LOOK AROUND THE CORNER
Most of us are glad to discover our one true vocation. Esteemed Irish speaker Pádraig Ó Tuama has found at least three vocations: poet, theologian, and mediator in conflict resolution. In all these occupations, Tuama concerns himself with language, power, conflict, and religion. That’s an intersection ripe with possibilities.
In a remarkable poem, “Jesus of the Corners,” Tuama reflects on the gospel story of the woman who washes Jesus’ feet with her tears and dries them with her hair. Jesus turns to his host Simon, who’s been silently condemning this “sinful woman,” and asks, “Do you see this woman?” Not just her reputation and gender. Not just your prejudice regarding “women like her.” Simon, can you put down all that blocks your view and just see her?
This Jesus-of-the-corners sees everyone in the room for who they are, Simon’s disgust as clearly as the woman’s penitence.

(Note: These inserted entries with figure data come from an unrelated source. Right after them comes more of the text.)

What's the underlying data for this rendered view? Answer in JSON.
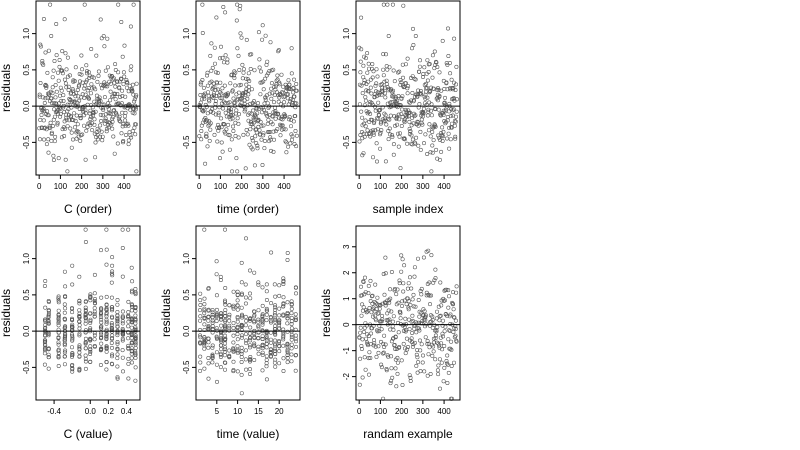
{
  "chart_data": [
    {
      "type": "scatter",
      "xlabel": "C (order)",
      "ylabel": "residuals",
      "xlim": [
        -15,
        475
      ],
      "ylim": [
        -0.95,
        1.45
      ],
      "xticks": [
        0,
        100,
        200,
        300,
        400
      ],
      "yticks": [
        -0.5,
        0.0,
        0.5,
        1.0
      ],
      "point_color": "#555555",
      "seed": 11,
      "spread": 0.32,
      "n": 460,
      "hline": 0,
      "mode": "order"
    },
    {
      "type": "scatter",
      "xlabel": "time (order)",
      "ylabel": "residuals",
      "xlim": [
        -15,
        475
      ],
      "ylim": [
        -0.95,
        1.45
      ],
      "xticks": [
        0,
        100,
        200,
        300,
        400
      ],
      "yticks": [
        -0.5,
        0.0,
        0.5,
        1.0
      ],
      "point_color": "#555555",
      "seed": 23,
      "spread": 0.32,
      "n": 460,
      "hline": 0,
      "mode": "order"
    },
    {
      "type": "scatter",
      "xlabel": "sample index",
      "ylabel": "residuals",
      "xlim": [
        -15,
        475
      ],
      "ylim": [
        -0.95,
        1.45
      ],
      "xticks": [
        0,
        100,
        200,
        300,
        400
      ],
      "yticks": [
        -0.5,
        0.0,
        0.5,
        1.0
      ],
      "point_color": "#555555",
      "seed": 37,
      "spread": 0.32,
      "n": 460,
      "hline": 0,
      "mode": "order"
    },
    {
      "type": "scatter",
      "xlabel": "C (value)",
      "ylabel": "residuals",
      "xlim": [
        -0.6,
        0.55
      ],
      "ylim": [
        -0.95,
        1.45
      ],
      "xticks": [
        -0.4,
        0.0,
        0.2,
        0.4
      ],
      "xtick_labels": [
        "-0.4",
        "0.0",
        "0.2",
        "0.4"
      ],
      "yticks": [
        -0.5,
        0.0,
        0.5,
        1.0
      ],
      "point_color": "#555555",
      "seed": 41,
      "spread": 0.3,
      "n": 460,
      "hline": 0,
      "mode": "columns",
      "columns": [
        -0.5,
        -0.46,
        -0.35,
        -0.28,
        -0.2,
        -0.12,
        -0.05,
        0.0,
        0.05,
        0.12,
        0.18,
        0.24,
        0.3,
        0.36,
        0.42,
        0.46,
        0.5
      ]
    },
    {
      "type": "scatter",
      "xlabel": "time (value)",
      "ylabel": "residuals",
      "xlim": [
        0,
        25
      ],
      "ylim": [
        -0.95,
        1.45
      ],
      "xticks": [
        5,
        10,
        15,
        20
      ],
      "yticks": [
        -0.5,
        0.0,
        0.5,
        1.0
      ],
      "point_color": "#555555",
      "seed": 53,
      "spread": 0.3,
      "n": 460,
      "hline": 0,
      "mode": "columns",
      "columns": [
        1,
        2,
        3,
        4,
        5,
        6,
        7,
        8,
        9,
        10,
        11,
        12,
        13,
        14,
        15,
        16,
        17,
        18,
        19,
        20,
        21,
        22,
        23,
        24
      ]
    },
    {
      "type": "scatter",
      "xlabel": "randam example",
      "ylabel": "residuals",
      "xlim": [
        -15,
        475
      ],
      "ylim": [
        -2.9,
        3.8
      ],
      "xticks": [
        0,
        100,
        200,
        300,
        400
      ],
      "yticks": [
        -2,
        -1,
        0,
        1,
        2,
        3
      ],
      "point_color": "#555555",
      "seed": 67,
      "spread": 1.0,
      "n": 400,
      "hline": 0,
      "mode": "order"
    }
  ]
}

This allows Jesus to ask a question that reverberates through history: Do you see this child of God before you? Are you willing to see them? Or are you hell-bent on seeing only what’s lodged in your mind and heart about them?
Tuama helps us recognize that in calling this scripture passage “The Pardon of the Sinful Woman,” as the New American Bible Revised Edition translation does, we presume this story’s about a fallen woman and not her judger and accuser. But what does Jesus see in this holy encounter? At the intersection of language, power, conflict, and religion, there’s always much to see.